IV. Definition of designated communications providers should be narrowly tailored
The definition in the bill for "designated communications providers" is overly broad. As our coalition noted in a previous submission, the current definition could affect hundreds of thousands, if not millions, of individuals in Australia and around the world. The Explanatory
Memorandum explains that under this bill, "designated communications provider" would apply to “the full range of participants in the global communications supply chain, from carriers to over-the-top messaging providers” (p. 35), and under the draft bill, this includes anyone who "provides an electronic service that has one or more end-users in Australia." (Sec. 317C). Under the Explanatory Memorandum, "electronic service” is also broadly defined, and “may include websites and chat for a, secure messaging applications, hosting services including cloud and web hosting, peer-to-peer sharing platforms and email distribution lists, and others." (p. 37). These criteria also apply globally, since the bill makes clear that the orders can be served outside Australia (Sec. 317ZL).

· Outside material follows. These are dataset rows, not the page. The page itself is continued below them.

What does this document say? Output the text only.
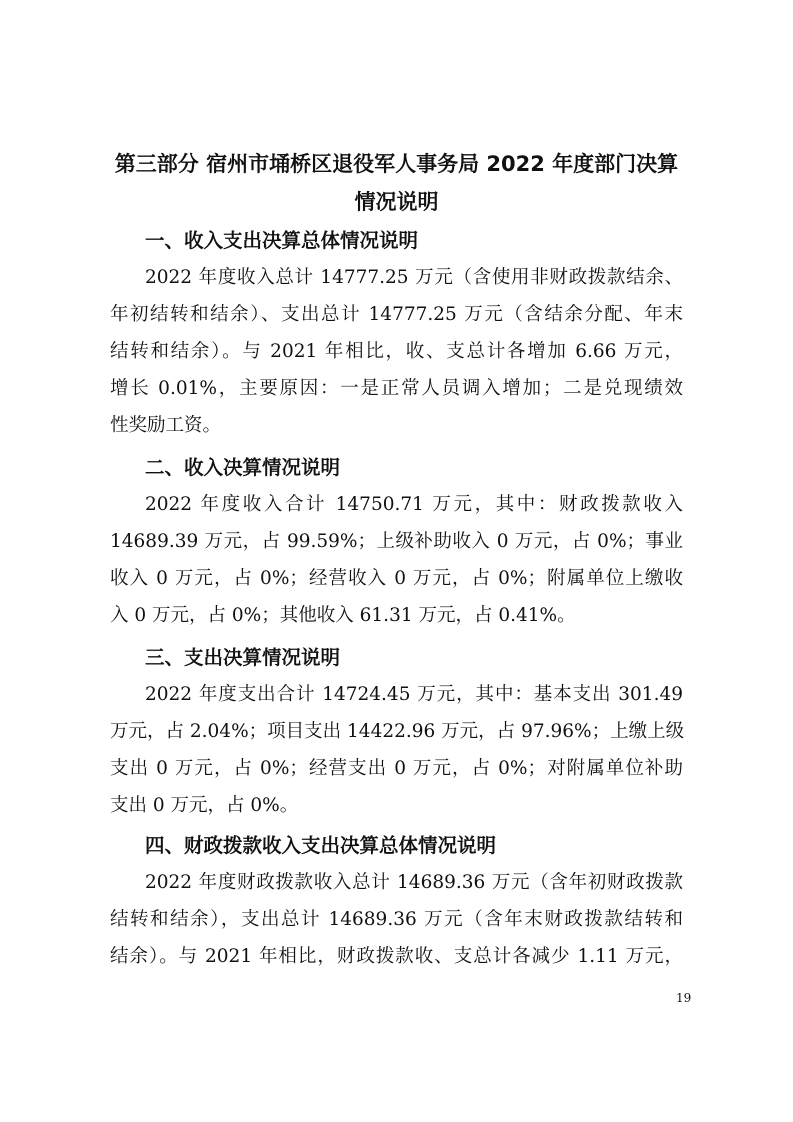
第三部分 宿州市埇桥区退役军人事务局 2022 年度部门决算
情况说明
一、收入支出决算总体情况说明

2022 年度收入总计 14777.25 万元（含使用非财政拨款结余、

年初结转和结余）、支出总计 14777.25 万元（含结余分配、年末

结转和结余）。与 2021 年相比，收、支总计各增加 6.66 万元，

增长 0.01%，主要原因：一是正常人员调入增加；二是兑现绩效

性奖励工资。

二、收入决算情况说明

2022 年度收入合计 14750.71 万元，其中：财政拨款收入

14689.39 万元，占 99.59%；上级补助收入 0 万元，占 0%；事业

收入 0 万元，占 0%；经营收入 0 万元，占 0%；附属单位上缴收

入 0 万元，占 0%；其他收入 61.31 万元，占 0.41%。

三、支出决算情况说明

2022 年度支出合计 14724.45 万元，其中：基本支出 301.49

万元，占 2.04%；项目支出 14422.96 万元，占 97.96%；上缴上级

支出 0 万元，占 0%；经营支出 0 万元，占 0%；对附属单位补助

支出 0 万元，占 0%。

四、财政拨款收入支出决算总体情况说明

2022 年度财政拨款收入总计 14689.36 万元（含年初财政拨款

结转和结余），支出总计 14689.36 万元（含年末财政拨款结转和

结余）。与 2021 年相比，财政拨款收、支总计各减少 1.11 万元，

19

To address these concerns, Section 317C of the bill should be amended to limit entities that can be subject to technical assistance notices and technical capability notices to those that receive revenue from within Australia. Additionally, the definition of “designated communications provider” should be narrowed to exempt entities that do not have ongoing relationships with users, such as software developers that publish software without operating associated services; entities that, for technical reasons, cannot identify an individual user within the context of their existing architecture; entities that are foreign governments; natural persons who are not acting on behalf of a corporate entity; and entities that only operate or maintain internet infrastructure such as underseas fiber optic cables.
We continue to object to the Telecommunications and Other Legislation Amendment (Assistance and Access) Bill 2018 due to the threats it poses to cybersecurity, privacy and freedom of expression. However, if the Parliament pursues passage, its sponsors should, at the very least, adopt the amendments described above. While they will not cure every concern that this bill raises, these amendments would ameliorate some of the most significant of those concerns.
The undersigned organizations and companies appreciate the opportunity to submit these supplemental comments in connection with the Committee’s review of the bill.